Lakewood mom dies saving toddler who fell from houseboat at Lake Powell

Posted at 6:28 AM, Aug 26, 2016
and last updated 2016-08-27 01:05:10-04

HALL'S Crossing, Utah -- When her toddler fell into the water at Lake Powell, a mother jumped into the lake and saved her child, but the mother died.

The 2-year-old child fell from a moving houseboat near Hall's Crossing Tuesday afternoon, according to the San Juan County [Utah] Sheriff's Office.

Deputies said the child was not wearing a life jacket.

"The mother of the child jumped into the water and was able to grab the child," the San Juan County Sheriff's Office wrote in a report posted to social media. "A significant distance developed between the mother and child and the houseboat before the houseboat could be shut down."

Deputies said a family member untied a smaller boat being towed by the houseboat and got to the mother and child.

"The conscious child was rescued from atop the mother’s chest; however, the mother was unconscious when pulled from the water," deputies said.

She was not wearing a life jacket, deputies said.

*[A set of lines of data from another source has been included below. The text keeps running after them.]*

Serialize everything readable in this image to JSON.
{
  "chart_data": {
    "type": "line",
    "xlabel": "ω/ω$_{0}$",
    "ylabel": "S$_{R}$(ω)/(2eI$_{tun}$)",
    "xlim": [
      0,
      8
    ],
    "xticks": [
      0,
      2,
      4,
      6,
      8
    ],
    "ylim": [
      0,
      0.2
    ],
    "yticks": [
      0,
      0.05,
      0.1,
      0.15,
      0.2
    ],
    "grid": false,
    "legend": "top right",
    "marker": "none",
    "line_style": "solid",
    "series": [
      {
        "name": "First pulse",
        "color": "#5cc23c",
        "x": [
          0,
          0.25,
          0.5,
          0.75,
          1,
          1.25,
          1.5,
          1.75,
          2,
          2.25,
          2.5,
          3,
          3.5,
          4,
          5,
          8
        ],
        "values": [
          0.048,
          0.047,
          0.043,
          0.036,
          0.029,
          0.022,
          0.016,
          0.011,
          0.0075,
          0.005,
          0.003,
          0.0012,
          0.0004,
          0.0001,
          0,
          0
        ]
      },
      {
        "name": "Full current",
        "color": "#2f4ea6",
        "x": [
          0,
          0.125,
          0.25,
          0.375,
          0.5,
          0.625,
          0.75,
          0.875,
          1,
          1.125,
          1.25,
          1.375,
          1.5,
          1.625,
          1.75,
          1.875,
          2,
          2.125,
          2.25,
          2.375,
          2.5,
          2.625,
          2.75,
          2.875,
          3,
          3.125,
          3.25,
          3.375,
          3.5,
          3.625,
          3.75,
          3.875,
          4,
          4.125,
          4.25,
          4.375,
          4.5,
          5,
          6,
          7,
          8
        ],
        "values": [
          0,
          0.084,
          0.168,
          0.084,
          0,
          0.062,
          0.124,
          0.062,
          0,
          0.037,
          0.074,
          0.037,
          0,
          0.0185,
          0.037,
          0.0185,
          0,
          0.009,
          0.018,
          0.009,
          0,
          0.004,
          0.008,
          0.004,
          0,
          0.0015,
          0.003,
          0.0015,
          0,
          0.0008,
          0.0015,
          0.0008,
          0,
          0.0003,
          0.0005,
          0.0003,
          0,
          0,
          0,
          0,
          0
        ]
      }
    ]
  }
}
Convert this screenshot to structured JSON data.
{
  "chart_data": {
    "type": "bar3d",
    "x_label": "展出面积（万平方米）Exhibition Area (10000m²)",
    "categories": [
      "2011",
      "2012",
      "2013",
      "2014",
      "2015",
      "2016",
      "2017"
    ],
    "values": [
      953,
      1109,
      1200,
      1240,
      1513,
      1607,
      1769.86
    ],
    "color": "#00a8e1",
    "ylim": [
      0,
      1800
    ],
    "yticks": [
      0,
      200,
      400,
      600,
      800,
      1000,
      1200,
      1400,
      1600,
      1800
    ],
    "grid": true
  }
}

CPR was performed on the mother for more than 30 minutes, but she died.

She has been identified as Chelsey Russell, 35, of Lakewood, Colorado.

Family and friends said her cause of death was heart failure, not drowning.

Russell was an attorney who focused on mineral title examination, business transactions and regulatory matters before the Colorado Oil and Gas Conservation Commission.

"Chelsey was an amazing mother, an exceptional legal talent, an extraordinary athlete, a loyal and generous friend, and left us all better for knowing her," the law firm of Welborn, Sullivan, Meck and Tooley posted on its website. "She is sorely missed."

Friends and colleagues say her final act showed her true spirit.

"She died saving her son," said Amy Seneshen, an managing partner at the firm "It was the epitome of selfless mom action, and I’m not surprised at all that that’s what she did."

"She loved her children so much. I'm not surprised she would be the person that would jump in and save somebody because she was just like that." said Russell’s law school professor, K.K. DuVivier of the University of Denver. "She was smiling all the time. She was just sort of a sunbeam in the law school," she said.                    

Russell was also an endurance athlete, who ran the Leadville 100 last year, and a talented attorney, according to her colleagues. 


The law firm's website said Russell was born and raised in Denver and graduated from the University of Denver. The website said Russell enjoyed running marathons, hiking, skiing and spending time with her family.